Ruta
El campo que veo por la ventanilla está manso, apenas lo despeina la brisa infernal de la tarde de verano. Respiro aire acondicionado con olor a talco. En esta burbuja presurizada no se percibe el calor, pero lo adivino en los espejismos de la ruta. Viajo en el piso de arriba de un colectivo de larga distancia. No llego a sentir la velocidad en el cuerpo; la certeza del avance está afuera, en el paisaje más próximo que se proyecta frenético. El horizonte, en cambio, se queda quieto, es telón de fondo.
No puedo fantasear más que con el verdor que me rodea. Me gustaría saber cómo huelen los yuyos, la bosta, la tierra removida, cortada por el arado. Puedo imaginar en cámara rápida las semillas que explotan adentro, echan raíces, los tallos que asoman, crecen, sacan fruto y tendrán que pelear contra la seca, la helada o la inundación, quién sabe lo que toque este año.
A distancia me distrae una mancha fucsia, agresiva entre los colores de la naturaleza. Primero parece un juguete tirado, pero a medida que nos acercamos, noto que es un rancho de mala muerte que seguro así, de día, luce aún más precario que de noche. Whiskería El arca, dice la pintada sobre el muro. Me asalta un recuerdo: el retrato tantas veces visto de una chica desaparecida y de otra y de otra más y el rictus apretado de una madre y el desconsuelo de una hija.

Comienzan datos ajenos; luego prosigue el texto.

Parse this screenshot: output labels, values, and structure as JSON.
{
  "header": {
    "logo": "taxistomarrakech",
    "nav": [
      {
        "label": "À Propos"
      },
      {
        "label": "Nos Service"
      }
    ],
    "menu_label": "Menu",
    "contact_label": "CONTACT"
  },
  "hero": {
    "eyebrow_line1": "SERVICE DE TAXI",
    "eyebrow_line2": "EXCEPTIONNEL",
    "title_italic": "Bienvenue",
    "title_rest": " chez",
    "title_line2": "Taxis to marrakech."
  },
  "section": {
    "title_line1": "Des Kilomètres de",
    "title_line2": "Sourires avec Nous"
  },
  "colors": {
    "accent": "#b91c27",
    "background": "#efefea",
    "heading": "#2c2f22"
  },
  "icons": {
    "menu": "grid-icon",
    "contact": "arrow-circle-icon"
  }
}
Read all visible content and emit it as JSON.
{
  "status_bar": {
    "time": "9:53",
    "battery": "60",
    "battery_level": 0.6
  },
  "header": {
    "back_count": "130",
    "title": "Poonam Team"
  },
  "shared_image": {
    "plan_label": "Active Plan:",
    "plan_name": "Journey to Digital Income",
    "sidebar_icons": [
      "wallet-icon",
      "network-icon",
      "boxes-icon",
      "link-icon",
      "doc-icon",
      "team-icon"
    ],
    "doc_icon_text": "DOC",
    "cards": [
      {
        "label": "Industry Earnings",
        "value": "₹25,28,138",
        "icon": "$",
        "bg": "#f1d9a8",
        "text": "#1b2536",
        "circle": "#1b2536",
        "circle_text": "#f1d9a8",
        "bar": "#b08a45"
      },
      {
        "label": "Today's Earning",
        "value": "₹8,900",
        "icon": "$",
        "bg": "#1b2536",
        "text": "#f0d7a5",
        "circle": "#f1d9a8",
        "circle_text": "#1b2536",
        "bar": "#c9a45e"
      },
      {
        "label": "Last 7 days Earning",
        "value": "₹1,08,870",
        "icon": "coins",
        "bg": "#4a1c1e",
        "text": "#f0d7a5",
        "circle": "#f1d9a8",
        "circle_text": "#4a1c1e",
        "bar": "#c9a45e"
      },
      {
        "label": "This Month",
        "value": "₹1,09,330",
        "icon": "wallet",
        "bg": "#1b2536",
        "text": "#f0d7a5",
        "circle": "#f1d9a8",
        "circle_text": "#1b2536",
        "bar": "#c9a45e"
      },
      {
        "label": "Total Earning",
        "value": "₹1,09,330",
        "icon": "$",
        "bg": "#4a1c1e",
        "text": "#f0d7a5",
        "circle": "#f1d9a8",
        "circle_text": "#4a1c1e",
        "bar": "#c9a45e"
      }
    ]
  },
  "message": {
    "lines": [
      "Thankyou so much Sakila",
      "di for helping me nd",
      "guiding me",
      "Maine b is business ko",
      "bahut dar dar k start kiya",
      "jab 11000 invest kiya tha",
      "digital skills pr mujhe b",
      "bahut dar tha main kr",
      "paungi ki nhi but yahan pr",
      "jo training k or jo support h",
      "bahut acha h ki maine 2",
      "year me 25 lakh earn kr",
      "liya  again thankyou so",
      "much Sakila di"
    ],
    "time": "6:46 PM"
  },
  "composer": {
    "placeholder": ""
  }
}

Los pasajeros siguen viaje, duermen, están leyendo. El rancho rosa se va disimulando a la distancia, se vuelve parte del paisaje, se naturaliza y yo no sé qué decir. Me trago un bolo de palabras que no logro pronunciar y en ese silencio en el que me sumerjo, soy cómplice. La tierra que ahora veo ya no me parece fértil ni inmensa, no la puedo contar en hectáreas, la unidad de medida es la pala. Miles de paladas que ocultan los cuerpos vejados cuando ya no pueden más.